Inaugurada em 21 de Julho de 1897, a Tate Gallery de Londres celebra este ano o seu centenário, com um vasto programa que inclui ciclos de conferências, edições e uma série de emissões da BBC, para além de uma série especial de exposições e de uma remontagem da colecção permanente em torno de uma selecção das 100 obras mais populares e significativas do seu acervo.
Lovis Corinth (1858-1925), uma das maiores figuras da arte alemã do século XX, que é também «um dos mais fascinantes artistas 'desconhecidos' do período moderno», segundo a Tate, é o primeiro artista apresentado (20 de Fev.-4 de Maio), através de uma retrospectiva que já foi mostrada em Munique, Berlim e São Francisco. Segue-se o pintor americano Elsworth Kelly (n. 1923), entre 12 de Junho e 7 de Setembro, encerrando-se o ano (16 Out. a 4 Jan. 97) com «Rossetti, Burne-Jones and the Symbolists», focando a relação entre o grupo dos artistas vitorianos «pré-rafaelitas» e o movimento simbolista continental.
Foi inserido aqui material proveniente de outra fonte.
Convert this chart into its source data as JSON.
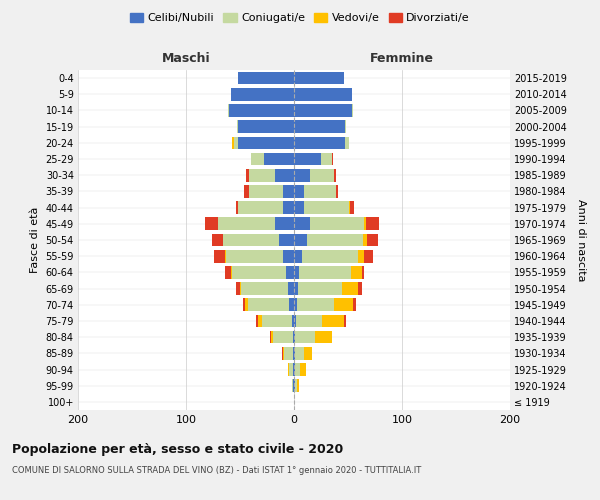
{
  "age_groups": [
    "100+",
    "95-99",
    "90-94",
    "85-89",
    "80-84",
    "75-79",
    "70-74",
    "65-69",
    "60-64",
    "55-59",
    "50-54",
    "45-49",
    "40-44",
    "35-39",
    "30-34",
    "25-29",
    "20-24",
    "15-19",
    "10-14",
    "5-9",
    "0-4"
  ],
  "birth_years": [
    "≤ 1919",
    "1920-1924",
    "1925-1929",
    "1930-1934",
    "1935-1939",
    "1940-1944",
    "1945-1949",
    "1950-1954",
    "1955-1959",
    "1960-1964",
    "1965-1969",
    "1970-1974",
    "1975-1979",
    "1980-1984",
    "1985-1989",
    "1990-1994",
    "1995-1999",
    "2000-2004",
    "2005-2009",
    "2010-2014",
    "2015-2019"
  ],
  "male": {
    "celibi": [
      0,
      1,
      1,
      1,
      1,
      2,
      5,
      6,
      7,
      10,
      14,
      18,
      10,
      10,
      18,
      28,
      52,
      52,
      60,
      58,
      52
    ],
    "coniugati": [
      0,
      1,
      4,
      8,
      18,
      28,
      38,
      43,
      50,
      53,
      52,
      52,
      42,
      32,
      24,
      12,
      4,
      1,
      1,
      0,
      0
    ],
    "vedovi": [
      0,
      0,
      1,
      1,
      2,
      3,
      2,
      1,
      1,
      1,
      0,
      0,
      0,
      0,
      0,
      0,
      1,
      0,
      0,
      0,
      0
    ],
    "divorziati": [
      0,
      0,
      0,
      1,
      1,
      2,
      2,
      4,
      6,
      10,
      10,
      12,
      2,
      4,
      2,
      0,
      0,
      0,
      0,
      0,
      0
    ]
  },
  "female": {
    "nubili": [
      0,
      1,
      1,
      1,
      1,
      2,
      3,
      4,
      5,
      7,
      12,
      15,
      9,
      9,
      15,
      25,
      47,
      47,
      54,
      54,
      46
    ],
    "coniugate": [
      0,
      2,
      5,
      8,
      18,
      24,
      34,
      40,
      48,
      52,
      52,
      50,
      42,
      30,
      22,
      10,
      4,
      1,
      1,
      0,
      0
    ],
    "vedove": [
      0,
      2,
      5,
      8,
      16,
      20,
      18,
      15,
      10,
      6,
      4,
      2,
      1,
      0,
      0,
      0,
      0,
      0,
      0,
      0,
      0
    ],
    "divorziate": [
      0,
      0,
      0,
      0,
      0,
      2,
      2,
      4,
      2,
      8,
      10,
      12,
      4,
      2,
      2,
      1,
      0,
      0,
      0,
      0,
      0
    ]
  },
  "colors": {
    "celibi": "#4472c4",
    "coniugati": "#c5d9a0",
    "vedovi": "#ffc000",
    "divorziati": "#e03b24"
  },
  "xlim": 200,
  "title": "Popolazione per età, sesso e stato civile - 2020",
  "subtitle": "COMUNE DI SALORNO SULLA STRADA DEL VINO (BZ) - Dati ISTAT 1° gennaio 2020 - TUTTITALIA.IT",
  "ylabel_left": "Fasce di età",
  "ylabel_right": "Anni di nascita",
  "legend_labels": [
    "Celibi/Nubili",
    "Coniugati/e",
    "Vedovi/e",
    "Divorziati/e"
  ],
  "maschi_label": "Maschi",
  "femmine_label": "Femmine",
  "background_color": "#f0f0f0",
  "plot_bg_color": "#ffffff"
}
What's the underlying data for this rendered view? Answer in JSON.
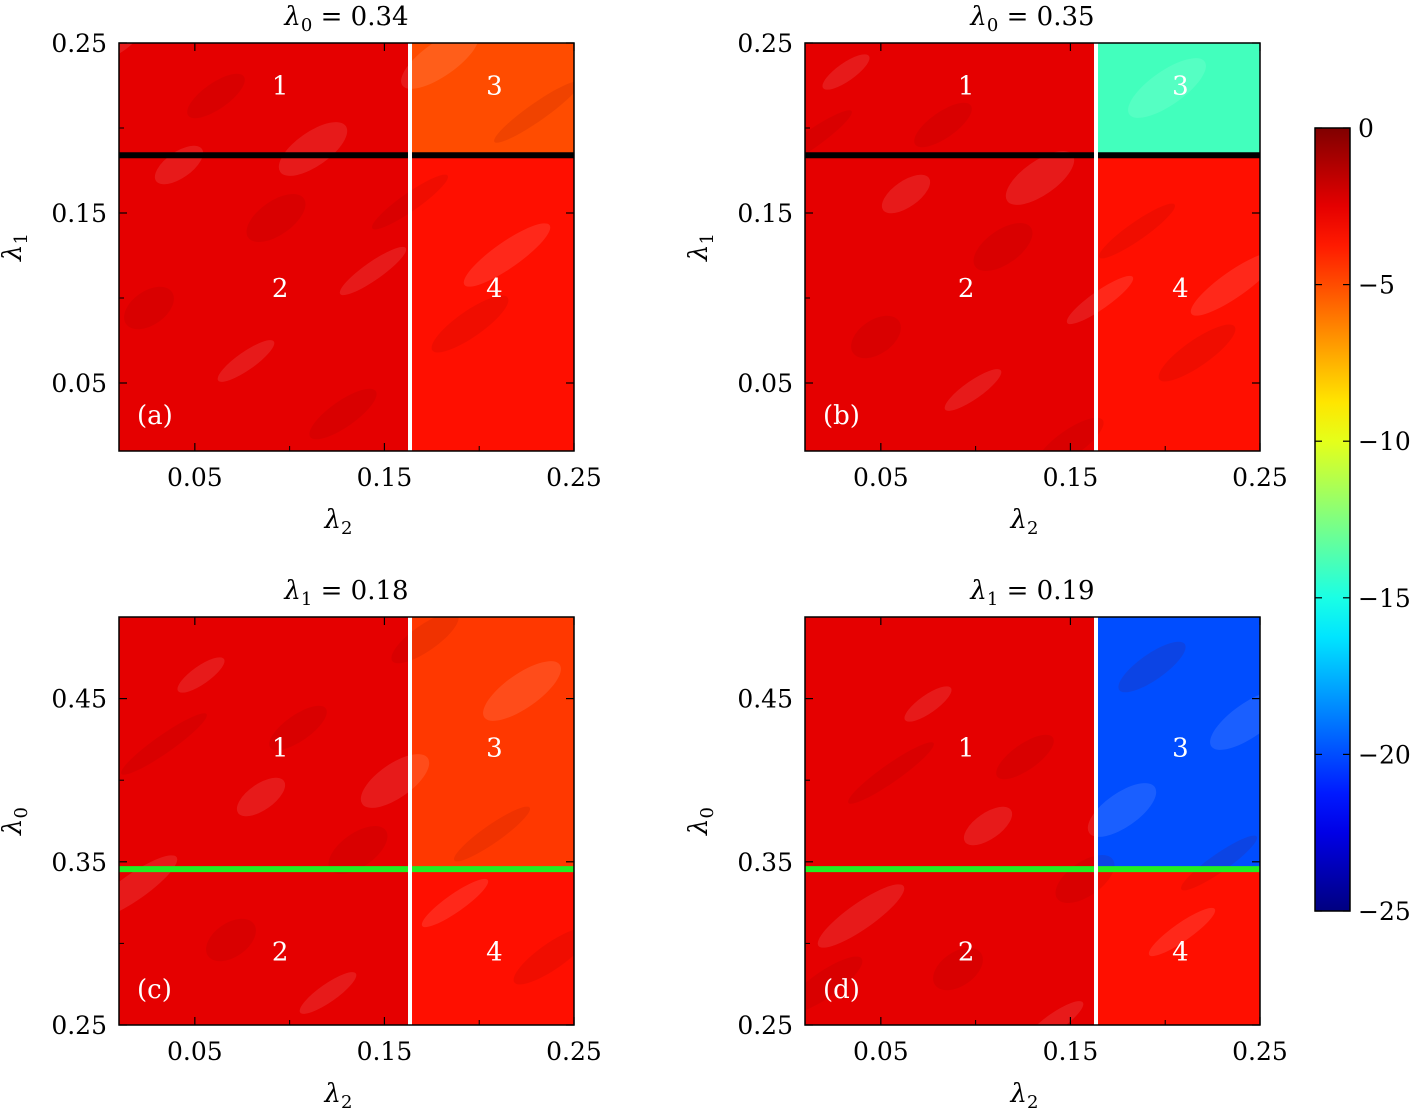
{
  "chart_data": [
    {
      "type": "heatmap",
      "panel_label": "(a)",
      "title": {
        "symbol": "λ",
        "subscript": "0",
        "equals": " = 0.34"
      },
      "xlabel": {
        "symbol": "λ",
        "subscript": "2"
      },
      "ylabel": {
        "symbol": "λ",
        "subscript": "1"
      },
      "xlim": [
        0.01,
        0.25
      ],
      "ylim": [
        0.01,
        0.25
      ],
      "xticks": [
        0.05,
        0.15,
        0.25
      ],
      "xtick_labels": [
        "0.05",
        "0.15",
        "0.25"
      ],
      "yticks": [
        0.05,
        0.15,
        0.25
      ],
      "ytick_labels": [
        "0.05",
        "0.15",
        "0.25"
      ],
      "vline": {
        "x": 0.1635,
        "color": "#ffffff"
      },
      "hline": {
        "y": 0.184,
        "color": "#000000"
      },
      "regions": [
        {
          "label": "1",
          "x": [
            0.01,
            0.1635
          ],
          "y": [
            0.184,
            0.25
          ],
          "value": -2.5
        },
        {
          "label": "3",
          "x": [
            0.1635,
            0.25
          ],
          "y": [
            0.184,
            0.25
          ],
          "value": -5.0
        },
        {
          "label": "2",
          "x": [
            0.01,
            0.1635
          ],
          "y": [
            0.01,
            0.184
          ],
          "value": -2.5
        },
        {
          "label": "4",
          "x": [
            0.1635,
            0.25
          ],
          "y": [
            0.01,
            0.184
          ],
          "value": -3.5
        }
      ],
      "region_label_positions": [
        {
          "label": "1",
          "x": 0.095,
          "y": 0.225
        },
        {
          "label": "3",
          "x": 0.208,
          "y": 0.225
        },
        {
          "label": "2",
          "x": 0.095,
          "y": 0.106
        },
        {
          "label": "4",
          "x": 0.208,
          "y": 0.106
        }
      ]
    },
    {
      "type": "heatmap",
      "panel_label": "(b)",
      "title": {
        "symbol": "λ",
        "subscript": "0",
        "equals": " = 0.35"
      },
      "xlabel": {
        "symbol": "λ",
        "subscript": "2"
      },
      "ylabel": {
        "symbol": "λ",
        "subscript": "1"
      },
      "xlim": [
        0.01,
        0.25
      ],
      "ylim": [
        0.01,
        0.25
      ],
      "xticks": [
        0.05,
        0.15,
        0.25
      ],
      "xtick_labels": [
        "0.05",
        "0.15",
        "0.25"
      ],
      "yticks": [
        0.05,
        0.15,
        0.25
      ],
      "ytick_labels": [
        "0.05",
        "0.15",
        "0.25"
      ],
      "vline": {
        "x": 0.1635,
        "color": "#ffffff"
      },
      "hline": {
        "y": 0.184,
        "color": "#000000"
      },
      "regions": [
        {
          "label": "1",
          "x": [
            0.01,
            0.1635
          ],
          "y": [
            0.184,
            0.25
          ],
          "value": -2.5
        },
        {
          "label": "3",
          "x": [
            0.1635,
            0.25
          ],
          "y": [
            0.184,
            0.25
          ],
          "value": -14.0
        },
        {
          "label": "2",
          "x": [
            0.01,
            0.1635
          ],
          "y": [
            0.01,
            0.184
          ],
          "value": -2.5
        },
        {
          "label": "4",
          "x": [
            0.1635,
            0.25
          ],
          "y": [
            0.01,
            0.184
          ],
          "value": -3.5
        }
      ],
      "region_label_positions": [
        {
          "label": "1",
          "x": 0.095,
          "y": 0.225
        },
        {
          "label": "3",
          "x": 0.208,
          "y": 0.225
        },
        {
          "label": "2",
          "x": 0.095,
          "y": 0.106
        },
        {
          "label": "4",
          "x": 0.208,
          "y": 0.106
        }
      ]
    },
    {
      "type": "heatmap",
      "panel_label": "(c)",
      "title": {
        "symbol": "λ",
        "subscript": "1",
        "equals": " = 0.18"
      },
      "xlabel": {
        "symbol": "λ",
        "subscript": "2"
      },
      "ylabel": {
        "symbol": "λ",
        "subscript": "0"
      },
      "xlim": [
        0.01,
        0.25
      ],
      "ylim": [
        0.25,
        0.5
      ],
      "xticks": [
        0.05,
        0.15,
        0.25
      ],
      "xtick_labels": [
        "0.05",
        "0.15",
        "0.25"
      ],
      "yticks": [
        0.25,
        0.35,
        0.45
      ],
      "ytick_labels": [
        "0.25",
        "0.35",
        "0.45"
      ],
      "vline": {
        "x": 0.1635,
        "color": "#ffffff"
      },
      "hline": {
        "y": 0.3455,
        "color": "#22ee22"
      },
      "regions": [
        {
          "label": "1",
          "x": [
            0.01,
            0.1635
          ],
          "y": [
            0.3455,
            0.5
          ],
          "value": -2.5
        },
        {
          "label": "3",
          "x": [
            0.1635,
            0.25
          ],
          "y": [
            0.3455,
            0.5
          ],
          "value": -4.5
        },
        {
          "label": "2",
          "x": [
            0.01,
            0.1635
          ],
          "y": [
            0.25,
            0.3455
          ],
          "value": -2.5
        },
        {
          "label": "4",
          "x": [
            0.1635,
            0.25
          ],
          "y": [
            0.25,
            0.3455
          ],
          "value": -3.5
        }
      ],
      "region_label_positions": [
        {
          "label": "1",
          "x": 0.095,
          "y": 0.42
        },
        {
          "label": "3",
          "x": 0.208,
          "y": 0.42
        },
        {
          "label": "2",
          "x": 0.095,
          "y": 0.295
        },
        {
          "label": "4",
          "x": 0.208,
          "y": 0.295
        }
      ]
    },
    {
      "type": "heatmap",
      "panel_label": "(d)",
      "title": {
        "symbol": "λ",
        "subscript": "1",
        "equals": " = 0.19"
      },
      "xlabel": {
        "symbol": "λ",
        "subscript": "2"
      },
      "ylabel": {
        "symbol": "λ",
        "subscript": "0"
      },
      "xlim": [
        0.01,
        0.25
      ],
      "ylim": [
        0.25,
        0.5
      ],
      "xticks": [
        0.05,
        0.15,
        0.25
      ],
      "xtick_labels": [
        "0.05",
        "0.15",
        "0.25"
      ],
      "yticks": [
        0.25,
        0.35,
        0.45
      ],
      "ytick_labels": [
        "0.25",
        "0.35",
        "0.45"
      ],
      "vline": {
        "x": 0.1635,
        "color": "#ffffff"
      },
      "hline": {
        "y": 0.3455,
        "color": "#22ee22"
      },
      "regions": [
        {
          "label": "1",
          "x": [
            0.01,
            0.1635
          ],
          "y": [
            0.3455,
            0.5
          ],
          "value": -2.5
        },
        {
          "label": "3",
          "x": [
            0.1635,
            0.25
          ],
          "y": [
            0.3455,
            0.5
          ],
          "value": -20.0
        },
        {
          "label": "2",
          "x": [
            0.01,
            0.1635
          ],
          "y": [
            0.25,
            0.3455
          ],
          "value": -2.5
        },
        {
          "label": "4",
          "x": [
            0.1635,
            0.25
          ],
          "y": [
            0.25,
            0.3455
          ],
          "value": -3.5
        }
      ],
      "region_label_positions": [
        {
          "label": "1",
          "x": 0.095,
          "y": 0.42
        },
        {
          "label": "3",
          "x": 0.208,
          "y": 0.42
        },
        {
          "label": "2",
          "x": 0.095,
          "y": 0.295
        },
        {
          "label": "4",
          "x": 0.208,
          "y": 0.295
        }
      ]
    }
  ],
  "colorbar": {
    "range": [
      -25,
      0
    ],
    "ticks": [
      0,
      -5,
      -10,
      -15,
      -20,
      -25
    ],
    "tick_labels": [
      "0",
      "−5",
      "−10",
      "−15",
      "−20",
      "−25"
    ],
    "colormap": "jet"
  }
}
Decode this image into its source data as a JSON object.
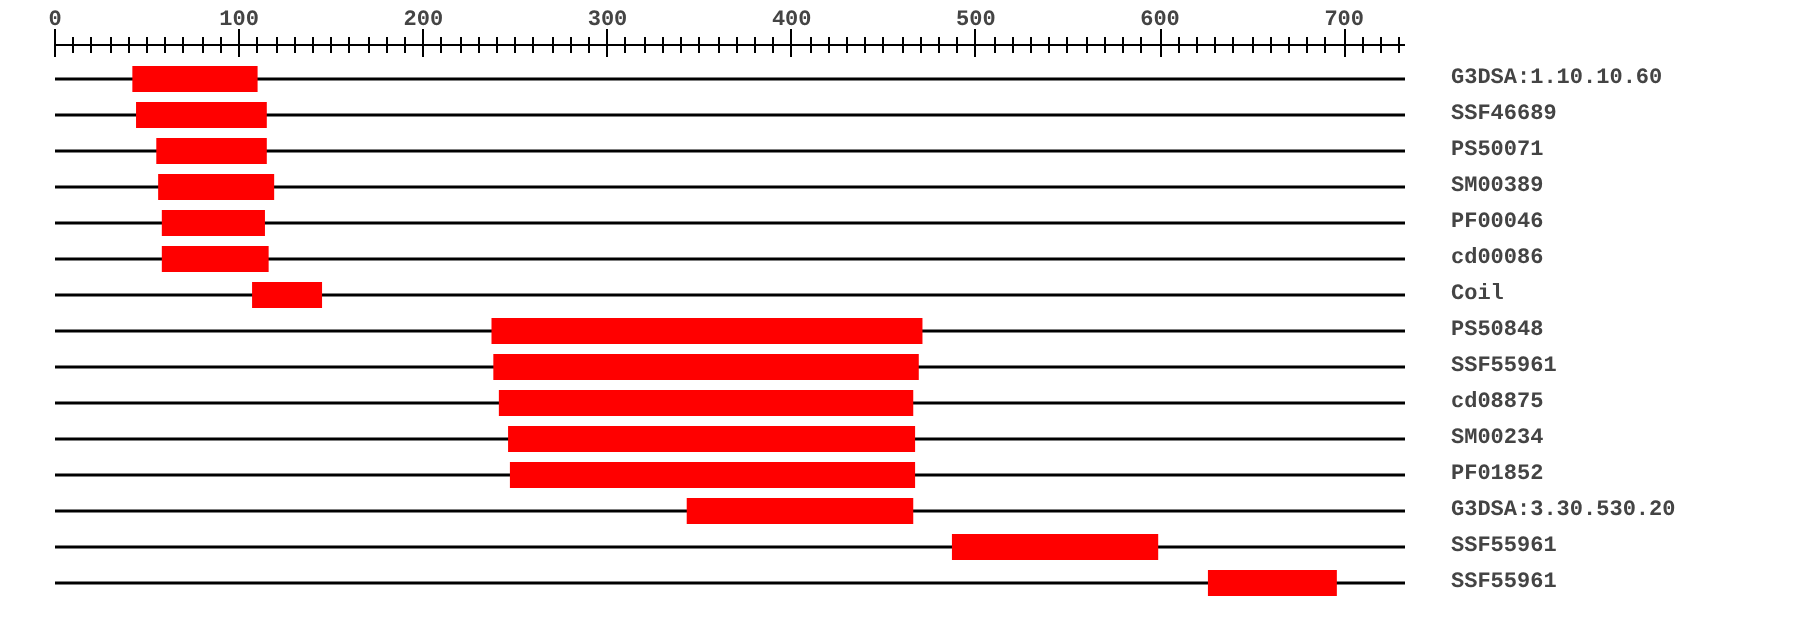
{
  "chart_data": {
    "type": "bar",
    "orientation": "horizontal",
    "categories": [
      "G3DSA:1.10.10.60",
      "SSF46689",
      "PS50071",
      "SM00389",
      "PF00046",
      "cd00086",
      "Coil",
      "PS50848",
      "SSF55961",
      "cd08875",
      "SM00234",
      "PF01852",
      "G3DSA:3.30.530.20",
      "SSF55961",
      "SSF55961"
    ],
    "base": [
      42,
      44,
      55,
      56,
      58,
      58,
      107,
      237,
      238,
      241,
      246,
      247,
      343,
      487,
      626
    ],
    "values": [
      68,
      71,
      60,
      63,
      56,
      58,
      38,
      234,
      231,
      225,
      221,
      220,
      123,
      112,
      70
    ],
    "color": "#ff0000",
    "xlim": [
      0,
      733
    ],
    "xticks": [
      0,
      {
        "value": 10,
        "label": null
      },
      {
        "value": 20,
        "label": null
      },
      {
        "value": 30,
        "label": null
      },
      {
        "value": 40,
        "label": null
      },
      {
        "value": 50,
        "label": null
      },
      {
        "value": 60,
        "label": null
      },
      {
        "value": 70,
        "label": null
      },
      {
        "value": 80,
        "label": null
      },
      {
        "value": 90,
        "label": null
      },
      100,
      {
        "value": 110,
        "label": null
      },
      {
        "value": 120,
        "label": null
      },
      {
        "value": 130,
        "label": null
      },
      {
        "value": 140,
        "label": null
      },
      {
        "value": 150,
        "label": null
      },
      {
        "value": 160,
        "label": null
      },
      {
        "value": 170,
        "label": null
      },
      {
        "value": 180,
        "label": null
      },
      {
        "value": 190,
        "label": null
      },
      200,
      {
        "value": 210,
        "label": null
      },
      {
        "value": 220,
        "label": null
      },
      {
        "value": 230,
        "label": null
      },
      {
        "value": 240,
        "label": null
      },
      {
        "value": 250,
        "label": null
      },
      {
        "value": 260,
        "label": null
      },
      {
        "value": 270,
        "label": null
      },
      {
        "value": 280,
        "label": null
      },
      {
        "value": 290,
        "label": null
      },
      300,
      {
        "value": 310,
        "label": null
      },
      {
        "value": 320,
        "label": null
      },
      {
        "value": 330,
        "label": null
      },
      {
        "value": 340,
        "label": null
      },
      {
        "value": 350,
        "label": null
      },
      {
        "value": 360,
        "label": null
      },
      {
        "value": 370,
        "label": null
      },
      {
        "value": 380,
        "label": null
      },
      {
        "value": 390,
        "label": null
      },
      400,
      {
        "value": 410,
        "label": null
      },
      {
        "value": 420,
        "label": null
      },
      {
        "value": 430,
        "label": null
      },
      {
        "value": 440,
        "label": null
      },
      {
        "value": 450,
        "label": null
      },
      {
        "value": 460,
        "label": null
      },
      {
        "value": 470,
        "label": null
      },
      {
        "value": 480,
        "label": null
      },
      {
        "value": 490,
        "label": null
      },
      500,
      {
        "value": 510,
        "label": null
      },
      {
        "value": 520,
        "label": null
      },
      {
        "value": 530,
        "label": null
      },
      {
        "value": 540,
        "label": null
      },
      {
        "value": 550,
        "label": null
      },
      {
        "value": 560,
        "label": null
      },
      {
        "value": 570,
        "label": null
      },
      {
        "value": 580,
        "label": null
      },
      {
        "value": 590,
        "label": null
      },
      600,
      {
        "value": 610,
        "label": null
      },
      {
        "value": 620,
        "label": null
      },
      {
        "value": 630,
        "label": null
      },
      {
        "value": 640,
        "label": null
      },
      {
        "value": 650,
        "label": null
      },
      {
        "value": 660,
        "label": null
      },
      {
        "value": 670,
        "label": null
      },
      {
        "value": 680,
        "label": null
      },
      {
        "value": 690,
        "label": null
      },
      700,
      {
        "value": 710,
        "label": null
      },
      {
        "value": 720,
        "label": null
      },
      {
        "value": 730,
        "label": null
      }
    ],
    "grid": "y"
  }
}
A mostra de Kelly circulará por Nova Iorque, São francisco e Munique, enquanto a última será segidamente vista em Munique e Amsterdão.
Outras exposições serão dedicadas a Turner, Hogarth (comemorando o terceiro centenário do seu nascimento), Francis Towne (1740-1816) e Mondrian, bem como aos artistas contemporâneos Luciano Frabro e Kathy Prendergast.